All current and incoming college students should be aware of the changes taking place regarding the Free Application for Federal Student Aid, or FAFSA. The 2017-2018 FAFSA will be available to all on Oct. 1, instead of Jan. 1 as in previous years. The site, StudentAid.gov, offers a great deal of information for those applying for federal financial aid.
An earlier availability date has benefits for students and their families when it comes to completing the forms. First, this change is permanent, meaning that Oct.1 will be the opening date from now on. Information from the 2016-2017 FAFSA, excluding tax information, will be pre-populated, or transferred over to the new forms. Early submission of the forms allows financial aid offices more time to grant students aid packages and prepare for the upcoming year. This will be especially helpful for new students.
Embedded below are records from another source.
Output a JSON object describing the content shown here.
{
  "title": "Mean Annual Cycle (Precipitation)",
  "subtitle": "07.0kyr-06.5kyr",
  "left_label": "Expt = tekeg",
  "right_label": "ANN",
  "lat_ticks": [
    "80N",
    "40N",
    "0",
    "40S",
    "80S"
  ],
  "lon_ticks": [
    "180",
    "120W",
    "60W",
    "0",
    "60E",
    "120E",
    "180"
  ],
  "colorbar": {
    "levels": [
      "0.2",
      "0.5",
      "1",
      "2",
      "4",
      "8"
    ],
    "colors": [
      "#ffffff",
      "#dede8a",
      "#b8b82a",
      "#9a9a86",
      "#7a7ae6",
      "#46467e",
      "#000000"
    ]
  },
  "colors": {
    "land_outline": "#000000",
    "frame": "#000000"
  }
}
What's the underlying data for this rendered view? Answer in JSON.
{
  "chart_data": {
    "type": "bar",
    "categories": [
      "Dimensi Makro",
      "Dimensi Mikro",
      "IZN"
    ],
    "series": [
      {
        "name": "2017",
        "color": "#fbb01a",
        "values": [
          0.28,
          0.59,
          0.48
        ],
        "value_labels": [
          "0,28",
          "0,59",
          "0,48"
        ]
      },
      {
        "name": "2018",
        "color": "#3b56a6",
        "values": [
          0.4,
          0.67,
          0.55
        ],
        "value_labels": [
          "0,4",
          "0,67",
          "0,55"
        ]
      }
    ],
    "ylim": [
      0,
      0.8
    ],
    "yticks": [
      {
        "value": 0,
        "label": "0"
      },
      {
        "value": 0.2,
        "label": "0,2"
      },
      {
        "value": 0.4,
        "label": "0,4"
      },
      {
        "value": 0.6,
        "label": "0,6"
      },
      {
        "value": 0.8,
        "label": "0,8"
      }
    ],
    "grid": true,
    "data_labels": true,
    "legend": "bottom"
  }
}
Not all school deadlines will automatically be affected by this date change. It is expected that most school and state deadlines will remain the same as previous years. It is recommended that students check the state deadlines at www.fafsa.gov to be aware of any changes. States that offer first-come, first-serve financial aid will note the phrase “as soon as possible after Oct. 1,” instead of Jan 1. as in previous years. This change in FAFSA’s opening date is also an opportunity for families to take time to thoroughly research and weigh all their options without feeling the pressure of time.
The required income and tax information for the upcoming year will be submitted from 2015. Because the government is asking for older tax information, the process should be easier because those forms should already be completed. Thus, families should be able to use the IRS Data Retrieval Tool (IRS DRT) to extract that information quickly into the FAFSA forms.
If there have been any drastic changes in family situations, students are still required to input the tax information from 2015. Any changes should be reflected in the answers to the questions on the forms. If that does not provide enough specific information, students should contact the financial aid offices of all schools to which they are applying.
All schools being considered by students should be listed on one’s FAFSA. Any additional schools can be added at any time. Applying early does not guarantee that the school will send any offers early. More information and help can be found at www.fafsa.gov and www.StudentAid.gov/fafsa.